2️⃣ For those who don't like fish - Microalgae DHA Oil Root
✔ How to choose a product
- On the label DHA 300mg or more / EPA 150mg or more
- “Check for ”microalgae extract“ and ”Algae oil” labels.
✔ How to take
- 1 capsule per day
- right after dinner
➡ Even if you can’t eat fish, you can still supplement EPA and DHA directly.
3️⃣ Vegetarian-based diet / For those with sensitive stomachs – ALA plant-based root
✔ Daily intake
| food | Daily intake |
|---|---|
| flaxseed | 1 tablespoon of rice |
| Mr. Chia | 1 tablespoon of rice |
| sesame oil | 1 tablespoon of rice |
| walnut | 5~6 eggs |
✔ How to eat
- Sprinkle flaxseeds on yogurt
- Sesame oil in salad
- Soaking chia seeds in soy milk
➡ The conversion rate of EPA and DHA is low, but Replace basic fat structure with healthy ones.

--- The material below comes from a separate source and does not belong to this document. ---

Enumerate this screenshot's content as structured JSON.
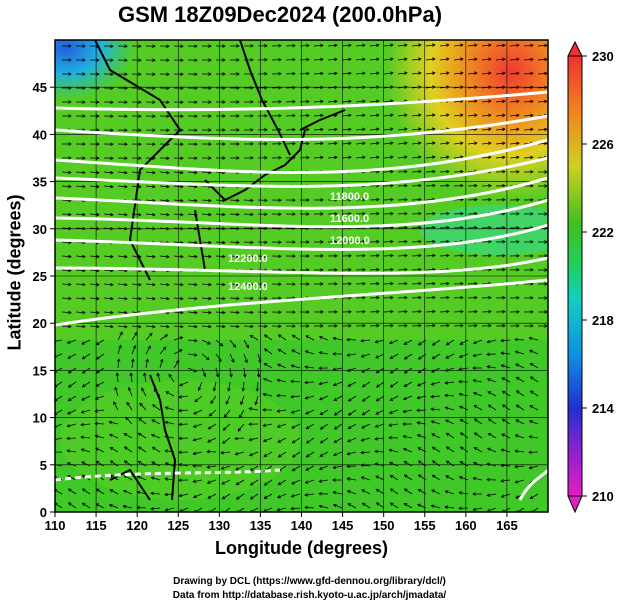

4️⃣ A Weekly Routine That Never Fails
| day of the week | Practice |
|---|---|
| 월 | mackerel or salmon |
| 화 | flaxseed and chia seed |
| 수 | microalgae oil |
| 목 | fish |
| 금 | sesame oil |
| 토 | fish |
| 일 | walnut |
5️⃣ Checkpoints to make your body comfortable
- Stomach discomfort → Empty stomach ❌ / Must After eating
- Fishy trim → Refrigerate
- If you feel your blood thinning → Stop temporarily
Good articles to read together
✅ Final Summary
Omega 3 is
It can be sufficiently replaced even without nutritional supplements.
- Fish root
- Microalgae route
- vegetable root
Among these Choose just one and practice it for one weekchart
You can immediately feel the difference in your body's reaction.